Review for London Grip by Rachael Clyne

Review for The Blue Nib by Emma Lee

Review for Write Out Loud by Janice Dempsey

Review for The High Window by Lucy English

Oh and here's the latest issue of the wonderful Long Poem Magazine, with my long poem, 'A brief life of the poet in seventeen contradictions', about Bristol bad boy and free spirit, the poet Thomas Chatterton, in it. Huzzah!










Monday, 8 June 2020

TED Walks in the time of Coronavirus Pt 7

Still not straying far from home, though that might change a bit now my car's passed its MOT and I'm not so anxious about the prospect of breaking down. 

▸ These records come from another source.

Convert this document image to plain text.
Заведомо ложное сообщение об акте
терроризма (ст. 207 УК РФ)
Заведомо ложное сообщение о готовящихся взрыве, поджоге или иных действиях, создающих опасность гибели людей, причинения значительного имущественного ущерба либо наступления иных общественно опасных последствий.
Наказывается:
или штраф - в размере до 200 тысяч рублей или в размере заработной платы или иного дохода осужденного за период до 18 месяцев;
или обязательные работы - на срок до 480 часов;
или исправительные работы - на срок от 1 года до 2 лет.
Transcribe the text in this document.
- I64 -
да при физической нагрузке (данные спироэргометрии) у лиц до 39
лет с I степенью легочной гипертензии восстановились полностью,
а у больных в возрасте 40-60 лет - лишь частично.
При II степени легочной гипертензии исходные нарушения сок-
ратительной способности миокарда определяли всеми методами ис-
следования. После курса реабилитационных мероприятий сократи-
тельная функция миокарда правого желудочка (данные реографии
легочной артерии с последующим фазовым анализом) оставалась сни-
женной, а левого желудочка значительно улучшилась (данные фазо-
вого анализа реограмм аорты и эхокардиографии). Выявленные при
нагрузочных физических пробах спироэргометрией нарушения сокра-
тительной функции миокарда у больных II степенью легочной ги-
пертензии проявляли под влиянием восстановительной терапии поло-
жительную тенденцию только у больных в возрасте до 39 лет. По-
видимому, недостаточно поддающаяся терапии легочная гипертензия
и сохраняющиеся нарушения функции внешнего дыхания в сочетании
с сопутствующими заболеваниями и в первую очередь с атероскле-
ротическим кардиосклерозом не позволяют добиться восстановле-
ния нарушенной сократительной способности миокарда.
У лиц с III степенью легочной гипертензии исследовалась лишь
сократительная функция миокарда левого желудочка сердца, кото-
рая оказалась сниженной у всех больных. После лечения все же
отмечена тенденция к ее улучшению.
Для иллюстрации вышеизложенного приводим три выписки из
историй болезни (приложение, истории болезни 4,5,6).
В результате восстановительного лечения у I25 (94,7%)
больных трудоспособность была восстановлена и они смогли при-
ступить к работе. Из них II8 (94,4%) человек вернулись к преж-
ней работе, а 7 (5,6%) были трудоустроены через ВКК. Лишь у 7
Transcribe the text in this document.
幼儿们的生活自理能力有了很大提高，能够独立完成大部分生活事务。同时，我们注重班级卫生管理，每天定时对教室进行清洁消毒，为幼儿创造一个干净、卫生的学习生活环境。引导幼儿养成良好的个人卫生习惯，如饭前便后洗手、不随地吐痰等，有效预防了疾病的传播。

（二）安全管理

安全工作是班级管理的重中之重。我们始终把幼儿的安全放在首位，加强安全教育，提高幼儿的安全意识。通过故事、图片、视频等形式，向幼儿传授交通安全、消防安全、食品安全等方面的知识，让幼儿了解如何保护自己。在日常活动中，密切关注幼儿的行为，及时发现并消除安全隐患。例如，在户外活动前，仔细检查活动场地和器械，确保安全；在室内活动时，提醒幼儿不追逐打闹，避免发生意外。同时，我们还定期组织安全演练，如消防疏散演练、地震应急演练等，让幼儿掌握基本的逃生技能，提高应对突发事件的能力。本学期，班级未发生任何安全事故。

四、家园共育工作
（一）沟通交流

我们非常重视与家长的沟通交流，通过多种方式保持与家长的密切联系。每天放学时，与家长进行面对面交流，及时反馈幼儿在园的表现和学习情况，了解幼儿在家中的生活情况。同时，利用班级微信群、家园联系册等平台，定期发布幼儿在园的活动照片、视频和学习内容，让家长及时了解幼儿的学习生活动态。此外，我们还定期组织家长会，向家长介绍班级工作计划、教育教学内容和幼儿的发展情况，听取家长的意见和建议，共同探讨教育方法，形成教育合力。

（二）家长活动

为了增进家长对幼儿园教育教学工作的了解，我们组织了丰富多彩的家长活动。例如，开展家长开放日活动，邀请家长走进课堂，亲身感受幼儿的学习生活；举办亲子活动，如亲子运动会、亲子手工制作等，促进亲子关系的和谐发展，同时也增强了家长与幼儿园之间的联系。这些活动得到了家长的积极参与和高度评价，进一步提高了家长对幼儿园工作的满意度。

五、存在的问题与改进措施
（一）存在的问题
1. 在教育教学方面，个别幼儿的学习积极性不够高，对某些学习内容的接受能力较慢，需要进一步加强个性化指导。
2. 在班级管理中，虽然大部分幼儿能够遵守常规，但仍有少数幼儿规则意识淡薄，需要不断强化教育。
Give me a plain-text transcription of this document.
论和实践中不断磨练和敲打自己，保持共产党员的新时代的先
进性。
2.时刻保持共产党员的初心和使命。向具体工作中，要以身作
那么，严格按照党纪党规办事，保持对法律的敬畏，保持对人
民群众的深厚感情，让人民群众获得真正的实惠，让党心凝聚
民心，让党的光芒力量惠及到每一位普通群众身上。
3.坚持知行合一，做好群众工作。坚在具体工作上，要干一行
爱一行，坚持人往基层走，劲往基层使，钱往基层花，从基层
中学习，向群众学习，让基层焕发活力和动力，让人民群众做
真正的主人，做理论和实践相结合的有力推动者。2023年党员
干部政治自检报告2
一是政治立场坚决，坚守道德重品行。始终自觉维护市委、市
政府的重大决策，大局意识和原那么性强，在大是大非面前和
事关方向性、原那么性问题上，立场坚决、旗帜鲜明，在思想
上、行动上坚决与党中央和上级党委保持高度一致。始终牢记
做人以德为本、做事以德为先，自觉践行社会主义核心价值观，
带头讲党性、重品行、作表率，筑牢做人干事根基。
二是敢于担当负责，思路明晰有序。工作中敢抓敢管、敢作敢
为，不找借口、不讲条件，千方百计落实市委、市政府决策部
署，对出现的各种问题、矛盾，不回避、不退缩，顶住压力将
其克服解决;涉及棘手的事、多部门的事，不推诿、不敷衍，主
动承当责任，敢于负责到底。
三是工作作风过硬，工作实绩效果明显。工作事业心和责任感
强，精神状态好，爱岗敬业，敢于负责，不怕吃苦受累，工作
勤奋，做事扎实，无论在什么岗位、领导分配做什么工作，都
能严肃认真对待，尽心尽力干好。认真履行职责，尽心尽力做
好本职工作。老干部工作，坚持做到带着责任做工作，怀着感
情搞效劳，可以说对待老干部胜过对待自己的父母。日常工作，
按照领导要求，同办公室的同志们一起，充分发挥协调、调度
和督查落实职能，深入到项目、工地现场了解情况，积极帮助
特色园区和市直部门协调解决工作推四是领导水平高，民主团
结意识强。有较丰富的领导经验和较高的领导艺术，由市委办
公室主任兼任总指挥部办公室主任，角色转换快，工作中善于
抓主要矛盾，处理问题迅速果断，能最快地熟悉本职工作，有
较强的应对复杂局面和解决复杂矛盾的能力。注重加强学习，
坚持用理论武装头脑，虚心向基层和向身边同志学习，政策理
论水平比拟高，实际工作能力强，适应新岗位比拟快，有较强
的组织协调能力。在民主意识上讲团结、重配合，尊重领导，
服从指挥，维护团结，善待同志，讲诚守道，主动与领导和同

But only if we can find somewhere to go that isn't too crowded.
Snuff Mills, where the River Frome runs through its gorge into the centre of Bristol, is a favourite destination, and it was busy the first time we went there, on a hot sunny day during half term and in the middle of a pandemic.
Though the worst noise was coming from the jays in the trees just past the car park and garden.
And it wasn't so crowded that you couldn't get away from it all, and listen to the ravens chatting overhead. 



A week later parts of the path were looking decidedly bridal, being covered in fluff that the breeze blew into a long train of figured lace. Willow seeds, maybe?  

And bouquets of hemlock water dropwort. All very gothic. 

A dancing oak

Meanwhile the meadow and the woods we walked in every evening during the strictest part of the lockdown are looking very summery. The elders are masquerading as William Morris designs ...

... and flowers are intent on growing in the most improbable of places.



There are still sunsets ... 

... but essay deadlines (the Northerner) and having to work from work instead of home (me) has clipped our wings a bit.

In fact, the lifting of the lockdown has changed a lot of things.  



Here is one of the few lone-standing thorn trees we can get to now the golfers are back. 

An early morning squirrel

Charlton Common

A way through the woods



The meadow oak in high summer



When the meadow's too far to get to, there's the dead to commune with. 

In this first wave of the virus, I know three people who have died. 



Nothing is certain from day to day, and sometimes it's scary. But then there are amazing moments, like when a hated statue is hauled from its plinth and all the cruelty and ugliness it has represented for so long is chucked in the harbour, and I think yes, I really want to be around to see how this turns out.